Jobs for Teens in Queens

Teen Jobs My son is always saying he can’t wait to get a job so he can buy what he wants. My husband and I always second that motion with a double hi-five. Although he’s only 8 years-old, it’s crazy how quickly kids begin to understand the value and responsibility of money these days. But, with the recession and current unemployment rates you would be a crazy Queens Mama not to be thinking about the jobs that will actually be available to your teenager when they are ready to venture into the world of work.

Luckily for you, we are on the job and have scoured the borough of Queens NY to find some pretty interesting opportunities for our little fingers looking to grab some extra cash.

 

YOUTHMARKETS

One of the most interesting jobs we found was at the Youthmarkets. Managed by Grow NYC’s Greenmarket, youth throughout the city are paid $10 per hour t operate a fresh fruit and vegetable stand. The kids learn valuable skills like proper nutrition, and the mathematic and business skills required to sustain their own small business, while making some extra cash.

Because the markets only operate one day a week, usually Thursday or Saturday, kids still have free time for summer sports or other jobs. If you have a teen who is in any way interested in entrepreneurship or marketing, this is the ideal opportunity to get them off to a good start. The slots are limited; only 50 students participated this year, so you must get them enrolled early. The only operational Youthmarket stand in Queens is in Ridgewood. If your local church, business community or local officials are interested in creating and committing to a youth stand contact Olivia Blanchard at (212) 341-0476.

GET ON THE PAYROLL

If your kid is more interested in a traditional job, like McDonalds or Subway, the Web site myfirstpaycheck.com is an excellent resource. While the site is
catered to older teens (16-17) and college students it’s a great resource for summer jobs. Most listings are part-time jobs, internships and volunteer opportunities. One of the latest opportunities was for a Sandwich Artist at Subway and a Teen Fashion Consultant for Facebook.

Just remember that for most hourly positions your child will need working paper which they can obtain from their school counselors—after getting a physical and filling out the necessary paperwork.
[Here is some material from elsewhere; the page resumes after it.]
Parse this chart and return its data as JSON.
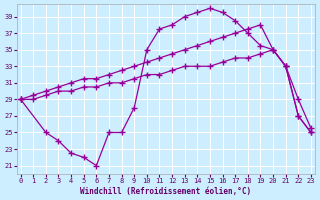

Although your teen will not want you too, be sure to accompany them to their interview or first day of
work. Make sure the employer is clear on the amount of time your child will work and what their job requirements are. Other valuable sites are groovejobs.com and teens4hire.com.

Other hourly jobs for teens include, shelving books at your local library, sweeping up at a local barbershop and stocking shelves at a bodega or mini-mart.

Entrepreneurship

Probably the most lucrative opportunity for older and younger teens is to start theirown business. As evidenced from this
site, things like writing a blog, creating content management Web sites for local business, mother’s helper positions and landscaping (shoveling snow and cutting grass) are not only ways for teens to beef-up their resumes, but also can last year round.

Teens should hunt for opportunities such as these in their families and communities. With the recent onslaught of social media, everyone wants to be on Facebook and Twitter, but not everybody knows how. The 50 year-old man who owns the bakery may want a Web site, and your teen may be the perfect one to create it.

They can use site builders like intuit.com and godaddy.com to purchase the site for $6 a month (which they charge to the client), and ask the business person to pay them a fee for maintaining the site. Or start a blog for their friends, and rake in the advertising dough.

Teens looking for work as mother’s helpers or landscapers should visit community groups (i.e. mommy groups-on and offline-, chess groups, golf clubs) t check out the prospects. They can even post ads in local papers or Craigslist, or do it the old fashion way and pass out flyers. While these types of opportunities may require more follow-up from their parents (dealing with strangers, etc.) it’s a way for teens to gain real experiences and learn some skills that they will have for a lifetime.